For further reading and documentation see the [VCFtools manual](https://vcftools.github.io/man_latest.html#OUTPUT%20OPTIONS)

#### snpEff reports

[snpeff](http://snpeff.sourceforge.net/) is a genetic variant annotation and effect prediction toolbox.
It annotates and predicts the effects of variants on genes (such as amino acid changes) using multiple databases for annotations.

Plots will shows :

- locations of detected variants in the genome and the number of variants for each location.
- the putative impact of detected variants and the number of variants for each impact.
- the effect of variants at protein level and the number of variants for each effect type.
- the quantity as function of the variant quality score.

For all samples:

**Output directory: `results/Reports/[SAMPLE]/snpEff`**

- `VariantCaller_Sample_snpEff.csv`
  - Raw statistics used by `MultiQC`
- `VariantCaller_Sample_snpEff.html`
  - Statistics to be visualised with a web browser
- `VariantCaller_Sample_snpEff.genes.txt`
  - TXT (tab separated) summary counts for variants affecting each transcript and gene

For further reading and documentation see the [snpEff manual](http://snpeff.sourceforge.net/SnpEff_manual.html#outputSummary)

#### VEP reports

[VEP (Variant Effect Predictor)](https://www.ensembl.org/info/docs/tools/vep/index.html), based on `Ensembl`, is a tools to determine the effects of all sorts of variants, including SNPs, indels, structural variants, CNVs.

For all samples:

**Output directory: `results/Reports/[SAMPLE]/VEP`**

- `VariantCaller_Sample_VEP.summary.html`
  - Summary of the VEP run to be visualised with a web browser

For further reading and documentation see the [VEP manual](https://www.ensembl.org/info/docs/tools/vep/index.html)

### Reporting

#### MultiQC

[MultiQC](http://multiqc.info) is a visualization tool that generates a single HTML report summarizing all samples in your project.
Most of the pipeline QC results are visualised in the report and further statistics are available in the report data directory.
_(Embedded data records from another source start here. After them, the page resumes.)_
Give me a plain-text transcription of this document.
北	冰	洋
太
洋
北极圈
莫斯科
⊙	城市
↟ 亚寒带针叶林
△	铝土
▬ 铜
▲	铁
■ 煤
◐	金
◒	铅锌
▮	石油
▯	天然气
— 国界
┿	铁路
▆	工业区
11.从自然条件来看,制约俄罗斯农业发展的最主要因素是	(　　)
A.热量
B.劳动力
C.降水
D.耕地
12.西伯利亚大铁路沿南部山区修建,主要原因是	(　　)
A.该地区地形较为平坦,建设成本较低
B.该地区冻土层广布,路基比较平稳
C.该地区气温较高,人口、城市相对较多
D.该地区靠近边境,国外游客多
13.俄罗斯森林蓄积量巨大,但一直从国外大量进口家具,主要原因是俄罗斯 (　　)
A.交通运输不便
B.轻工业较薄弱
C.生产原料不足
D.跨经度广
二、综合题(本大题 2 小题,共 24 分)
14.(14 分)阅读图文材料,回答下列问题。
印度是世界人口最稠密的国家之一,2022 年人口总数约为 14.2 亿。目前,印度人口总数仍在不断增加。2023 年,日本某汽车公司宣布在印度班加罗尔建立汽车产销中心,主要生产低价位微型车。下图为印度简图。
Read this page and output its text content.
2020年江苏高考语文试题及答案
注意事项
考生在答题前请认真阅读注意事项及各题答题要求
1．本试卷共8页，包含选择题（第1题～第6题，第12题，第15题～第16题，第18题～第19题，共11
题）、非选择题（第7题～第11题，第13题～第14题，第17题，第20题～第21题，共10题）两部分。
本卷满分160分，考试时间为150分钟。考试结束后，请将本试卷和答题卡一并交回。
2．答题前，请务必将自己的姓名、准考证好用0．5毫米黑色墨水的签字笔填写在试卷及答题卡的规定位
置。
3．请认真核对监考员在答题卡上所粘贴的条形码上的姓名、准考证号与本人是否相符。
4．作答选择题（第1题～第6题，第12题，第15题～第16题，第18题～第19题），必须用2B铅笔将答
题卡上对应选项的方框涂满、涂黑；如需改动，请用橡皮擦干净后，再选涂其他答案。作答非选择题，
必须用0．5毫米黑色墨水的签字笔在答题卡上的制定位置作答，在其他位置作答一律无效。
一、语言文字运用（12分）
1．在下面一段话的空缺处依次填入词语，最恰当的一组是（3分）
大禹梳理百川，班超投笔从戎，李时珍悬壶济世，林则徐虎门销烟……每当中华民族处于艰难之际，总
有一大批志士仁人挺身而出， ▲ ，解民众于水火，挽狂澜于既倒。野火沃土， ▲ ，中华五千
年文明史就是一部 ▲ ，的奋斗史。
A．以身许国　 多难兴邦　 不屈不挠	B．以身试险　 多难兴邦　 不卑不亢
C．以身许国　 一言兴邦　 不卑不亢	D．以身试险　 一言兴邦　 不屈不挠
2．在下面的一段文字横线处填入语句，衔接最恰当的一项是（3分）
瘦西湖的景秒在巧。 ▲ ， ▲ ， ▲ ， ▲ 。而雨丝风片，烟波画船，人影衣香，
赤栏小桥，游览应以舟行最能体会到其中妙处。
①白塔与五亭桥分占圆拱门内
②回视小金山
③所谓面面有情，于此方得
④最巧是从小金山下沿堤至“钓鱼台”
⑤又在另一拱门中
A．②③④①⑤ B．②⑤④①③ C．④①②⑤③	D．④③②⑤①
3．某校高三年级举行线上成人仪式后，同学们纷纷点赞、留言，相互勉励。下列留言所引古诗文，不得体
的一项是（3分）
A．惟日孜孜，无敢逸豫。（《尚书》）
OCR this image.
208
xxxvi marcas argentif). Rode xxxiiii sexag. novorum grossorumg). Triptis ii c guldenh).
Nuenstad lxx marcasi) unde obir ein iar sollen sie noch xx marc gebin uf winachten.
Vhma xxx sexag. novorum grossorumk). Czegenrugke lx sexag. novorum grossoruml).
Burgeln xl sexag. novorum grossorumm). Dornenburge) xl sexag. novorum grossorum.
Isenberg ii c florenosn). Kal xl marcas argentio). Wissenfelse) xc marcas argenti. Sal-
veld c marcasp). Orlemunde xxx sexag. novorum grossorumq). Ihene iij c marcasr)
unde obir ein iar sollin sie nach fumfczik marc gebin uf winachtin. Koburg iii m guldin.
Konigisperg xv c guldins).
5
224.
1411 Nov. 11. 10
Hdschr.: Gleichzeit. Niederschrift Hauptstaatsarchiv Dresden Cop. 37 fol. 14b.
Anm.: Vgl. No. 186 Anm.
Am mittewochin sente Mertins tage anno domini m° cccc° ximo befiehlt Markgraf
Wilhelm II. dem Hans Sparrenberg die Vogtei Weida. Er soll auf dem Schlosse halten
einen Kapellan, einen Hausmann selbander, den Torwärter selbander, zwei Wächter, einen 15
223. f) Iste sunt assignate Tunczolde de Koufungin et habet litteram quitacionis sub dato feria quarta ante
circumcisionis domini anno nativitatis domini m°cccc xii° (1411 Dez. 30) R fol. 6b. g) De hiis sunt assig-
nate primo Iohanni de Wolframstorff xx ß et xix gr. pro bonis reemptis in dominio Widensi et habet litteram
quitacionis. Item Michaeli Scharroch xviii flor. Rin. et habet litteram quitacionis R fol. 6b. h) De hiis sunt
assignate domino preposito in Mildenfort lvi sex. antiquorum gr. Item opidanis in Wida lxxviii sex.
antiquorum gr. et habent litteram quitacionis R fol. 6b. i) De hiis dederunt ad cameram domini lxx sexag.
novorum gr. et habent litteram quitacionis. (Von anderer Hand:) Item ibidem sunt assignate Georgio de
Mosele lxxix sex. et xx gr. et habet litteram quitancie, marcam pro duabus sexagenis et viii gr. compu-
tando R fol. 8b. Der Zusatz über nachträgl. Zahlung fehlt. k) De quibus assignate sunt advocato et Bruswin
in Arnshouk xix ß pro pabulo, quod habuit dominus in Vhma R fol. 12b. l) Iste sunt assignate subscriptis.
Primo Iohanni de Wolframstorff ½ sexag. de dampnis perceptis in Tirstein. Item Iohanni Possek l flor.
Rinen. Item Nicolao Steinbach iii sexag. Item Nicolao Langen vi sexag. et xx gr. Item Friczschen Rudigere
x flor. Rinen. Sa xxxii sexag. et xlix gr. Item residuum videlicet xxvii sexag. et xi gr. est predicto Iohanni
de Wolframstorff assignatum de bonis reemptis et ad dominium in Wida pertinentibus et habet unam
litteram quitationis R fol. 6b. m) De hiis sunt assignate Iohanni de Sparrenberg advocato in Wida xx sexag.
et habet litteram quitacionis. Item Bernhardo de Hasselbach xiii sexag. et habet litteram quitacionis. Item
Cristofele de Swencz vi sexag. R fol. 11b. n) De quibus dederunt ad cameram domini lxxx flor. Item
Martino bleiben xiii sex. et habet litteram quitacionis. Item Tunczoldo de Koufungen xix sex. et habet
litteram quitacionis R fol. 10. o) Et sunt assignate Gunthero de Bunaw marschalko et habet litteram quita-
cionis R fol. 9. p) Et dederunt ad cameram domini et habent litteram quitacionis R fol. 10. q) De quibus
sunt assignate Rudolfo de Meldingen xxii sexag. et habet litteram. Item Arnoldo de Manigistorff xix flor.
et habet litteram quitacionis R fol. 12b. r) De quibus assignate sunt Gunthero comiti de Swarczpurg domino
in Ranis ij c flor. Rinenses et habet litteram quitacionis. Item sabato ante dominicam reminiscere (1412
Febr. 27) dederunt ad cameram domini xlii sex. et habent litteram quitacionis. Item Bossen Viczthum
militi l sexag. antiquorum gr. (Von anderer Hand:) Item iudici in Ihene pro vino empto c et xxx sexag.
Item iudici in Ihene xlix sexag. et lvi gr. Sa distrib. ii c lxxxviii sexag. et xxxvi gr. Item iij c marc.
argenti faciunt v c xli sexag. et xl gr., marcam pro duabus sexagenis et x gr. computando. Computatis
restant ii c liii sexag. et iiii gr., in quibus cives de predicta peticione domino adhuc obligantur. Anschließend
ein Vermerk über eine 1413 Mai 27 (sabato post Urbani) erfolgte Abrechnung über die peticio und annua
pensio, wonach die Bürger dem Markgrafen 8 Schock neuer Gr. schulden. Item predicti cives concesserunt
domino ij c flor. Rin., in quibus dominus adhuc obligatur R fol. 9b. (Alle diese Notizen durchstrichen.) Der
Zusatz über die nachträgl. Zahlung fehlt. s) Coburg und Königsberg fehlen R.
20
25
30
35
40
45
The pipeline has special steps which also allow the software versions to be reported in the `MultiQC` output for future traceability.

**Output files:**

- `multiqc/`  
  - `multiqc_report.html`
    - Standalone HTML file that can be viewed in your web browser
  - `multiqc_data/`
    - Directory containing parsed statistics from the different tools used in the pipeline
  - `multiqc_plots/`
    - Directory containing static images from the report in various formats

For more information about how to use `MultiQC` reports, see [https://multiqc.info](https://multiqc.info).

## Pipeline information

[Nextflow](https://www.nextflow.io/docs/latest/tracing.html) provides excellent functionality for generating various reports relevant to the running and execution of the pipeline. This will allow you to troubleshoot errors with the running of the pipeline, and also provide you with other information such as launch commands, run times and resource usage.

**Output files:**

- `pipeline_info/`
  - Reports generated by Nextflow: `execution_report.html`, `execution_timeline.html`, `execution_trace.txt` and `pipeline_dag.dot`/`pipeline_dag.svg`.
  - Reports generated by the pipeline: `pipeline_report.html`, `pipeline_report.txt` and `software_versions.csv`.
  - Documentation for interpretation of results in HTML format: `results_description.html`.